Wechselwirkungen: Warum Johanniskraut nicht immer harmlos ist
zuletzt aktualisiert: 31.10.2005 - 09:13Frankfurt/Main (rpo). Viele Menschen sehen Johanniskraut als harmlosen - da pflanzlichen - Stimmungsaufheller und nehmen die freiverkäuflichen Tabletten regelmäßig ein. Mediziner warnen hingegen vor teilweise gefährlichen Wechselwirkungen mit anderen Medikamenten.
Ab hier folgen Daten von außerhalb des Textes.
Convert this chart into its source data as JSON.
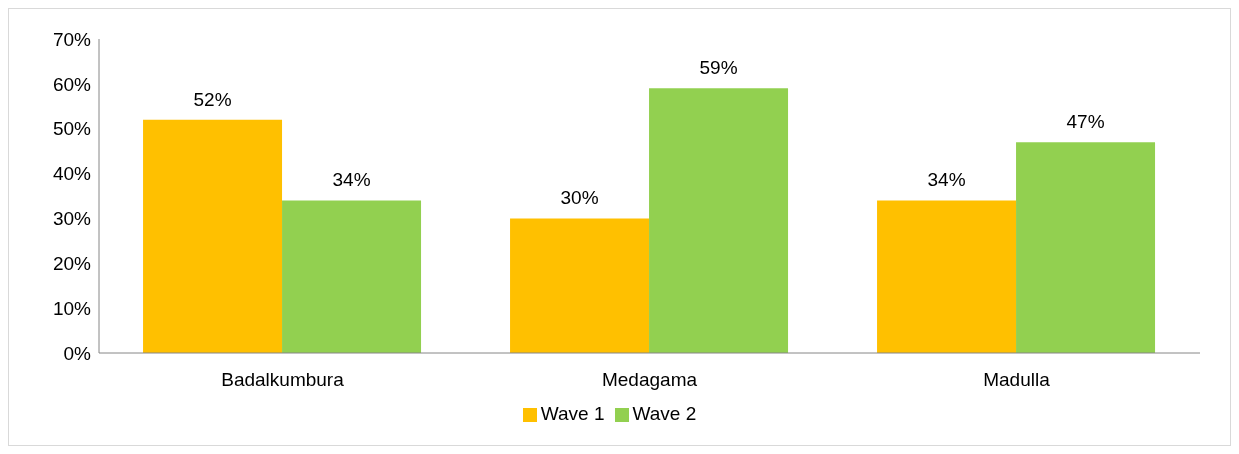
{
  "chart_data": {
    "type": "bar",
    "categories": [
      "Badalkumbura",
      "Medagama",
      "Madulla"
    ],
    "series": [
      {
        "name": "Wave 1",
        "color": "#ffc000",
        "values": [
          52,
          30,
          34
        ],
        "value_labels": [
          "52%",
          "30%",
          "34%"
        ]
      },
      {
        "name": "Wave 2",
        "color": "#92d050",
        "values": [
          34,
          59,
          47
        ],
        "value_labels": [
          "34%",
          "59%",
          "47%"
        ]
      }
    ],
    "ylim": [
      0,
      70
    ],
    "yticks": [
      {
        "value": 0,
        "label": "0%"
      },
      {
        "value": 10,
        "label": "10%"
      },
      {
        "value": 20,
        "label": "20%"
      },
      {
        "value": 30,
        "label": "30%"
      },
      {
        "value": 40,
        "label": "40%"
      },
      {
        "value": 50,
        "label": "50%"
      },
      {
        "value": 60,
        "label": "60%"
      },
      {
        "value": 70,
        "label": "70%"
      }
    ],
    "grid": false,
    "legend": "bottom"
  }
}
Besonders Leute mit Problemen beim Fettstoffwechsel müssen aufpassen.
Das frei verkäufliche pflanzliche Arzneimittel zur Stimmungsaufhellung regt in der Leber ein Entgiftungssystem an, das andere Wirkstoffe beeinflussen kann, wie der Direktor des Instituts für Experimentelle und Klinische Pharmakologie der Universitätsklinik Hamburg Eppendorf, Thomas Eschenhagen, im Apothekenmagazin "Diabetiker Ratgeber" berichtet.
Gut bekannt sei dies unter anderem bei bestimmten Cholesterinsenkern, bei einigen blutgerinnungshemmenden Medikamenten und bei der Anti-Baby-Pille. Daher müsse unbedingt der Arzt über die Johanniskraut-Einnahme informiert werden, wenn gleichzeitig eine andere Erkrankung medikamentös behandelt werde.